670-O CONDE D'EU NA GUERRA DO PARAGUAI- História do Brasil
Na sala de aula, Professor Leandro era rigoroso, exigia dos alunos muito mais do que ensinava.
— Não acreditem em tudo que digo. Vão pesquisar. Se encontrarem algo diferente do que está nos livros, tragam para a sala, para discutirmos. Ainda há muita coisa para ser descoberta na História.
Mas fora da sala de aula, e quando estava animado por algumas cervejas, era outro. Muito mais interessante.
— História... ora, a História... Detrás de cada fato histórico registrado nos livros e documentos, há muitas versões, muitas omissões, muitos segredos e mistérios.

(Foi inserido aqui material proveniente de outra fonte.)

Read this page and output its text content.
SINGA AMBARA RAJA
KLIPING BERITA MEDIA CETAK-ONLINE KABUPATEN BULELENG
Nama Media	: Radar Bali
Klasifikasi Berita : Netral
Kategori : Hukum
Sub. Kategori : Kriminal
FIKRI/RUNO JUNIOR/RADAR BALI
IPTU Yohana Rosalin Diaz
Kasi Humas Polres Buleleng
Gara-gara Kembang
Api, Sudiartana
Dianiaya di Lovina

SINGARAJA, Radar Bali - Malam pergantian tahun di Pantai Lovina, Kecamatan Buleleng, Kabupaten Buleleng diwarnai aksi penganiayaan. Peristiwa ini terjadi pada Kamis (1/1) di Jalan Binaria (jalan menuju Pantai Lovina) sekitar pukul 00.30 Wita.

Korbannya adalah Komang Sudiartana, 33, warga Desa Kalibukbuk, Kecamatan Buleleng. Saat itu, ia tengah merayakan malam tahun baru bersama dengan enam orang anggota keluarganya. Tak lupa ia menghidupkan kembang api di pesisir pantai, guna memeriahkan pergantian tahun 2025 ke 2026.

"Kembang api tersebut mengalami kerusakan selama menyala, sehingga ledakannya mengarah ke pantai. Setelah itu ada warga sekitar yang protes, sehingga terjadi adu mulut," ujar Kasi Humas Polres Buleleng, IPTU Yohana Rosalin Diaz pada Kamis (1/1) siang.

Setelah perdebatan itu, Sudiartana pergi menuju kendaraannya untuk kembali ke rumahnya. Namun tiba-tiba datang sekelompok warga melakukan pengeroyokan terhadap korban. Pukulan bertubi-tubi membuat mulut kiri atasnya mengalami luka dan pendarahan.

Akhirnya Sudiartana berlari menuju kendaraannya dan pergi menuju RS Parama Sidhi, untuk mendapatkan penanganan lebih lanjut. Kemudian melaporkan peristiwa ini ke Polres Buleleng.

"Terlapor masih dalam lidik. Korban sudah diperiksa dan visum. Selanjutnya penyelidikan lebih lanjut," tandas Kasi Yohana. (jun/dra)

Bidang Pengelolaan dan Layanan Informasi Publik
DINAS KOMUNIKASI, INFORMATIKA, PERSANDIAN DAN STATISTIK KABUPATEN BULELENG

Quatro discípulos do eminente mestre privavam de suas conversas, eu no meio deles. Nós bebíamos cocas e guaranás enquanto ele tomava todas. No começo, ainda sóbrio, o professor respeitava alguma coisa da história. Mas à medida que os eflúvios etílicos lhe subiam à cabeça, não tinha a menor complacência.
— Vocês pensam que a História está nos livros? Nada disso. Nos livros não está nem a metade, nem um terço do que realmente aconteceu.
Era um péssimo exemplo, não há duvida. Mas aí é que residia o interessante do professor Leandro.
— A história do Brasil está cheia de fatos mal contados, de lapsos, de acontecimentos mal interpretados.
— Na Guerra do Paraguai... — um dos ouvintes começou a dizer.
— Guerra do Paraguai! Nunca ninguém terá conhecimento do que aconteceu realmente naquela guerra.
Quando se entusiasmava, ele tomava as rédeas da conversa e não deixava ninguém mais falar.
— Vamos ver um episódio daquela guerra. O que vocês sabem da participação do Conde d‘Eu na guerra do Paraguai?
Antes que um de nós respondesse, ele prosseguiu:
— Foi um desastre. Substituiu Duque de Caxias no Comando Geral das forças brasileiras contra Solano Lopes. Foi cruel nas batalhas em que participou. Também com seus subordinados. Caxias havia prometido alforria aos negros escravos que participassem da guerra. O Conde simplesmente mandou degolá-los. É a fato mais cruel de uma guerra que primou pela violência gratuita e por mortes desnecessárias.
— Caramba! — exclamou Joselito. — Mas existe registro desse fato?
— Claro que não, meu filho! Imagina se isto é de se deixar registrado. Houve mais: por sua influência direta, as promessas de recompensas e indenizações feitas aos Voluntários da Pátria, isto é, combatentes (nem sempre totalmente voluntários), deixaram de ser feitas ao término da guerra.
— Então o Conde era terrível! –Comentei.
Mas não houve resposta do professor, que entrara instantaneamente num cochilo etílico.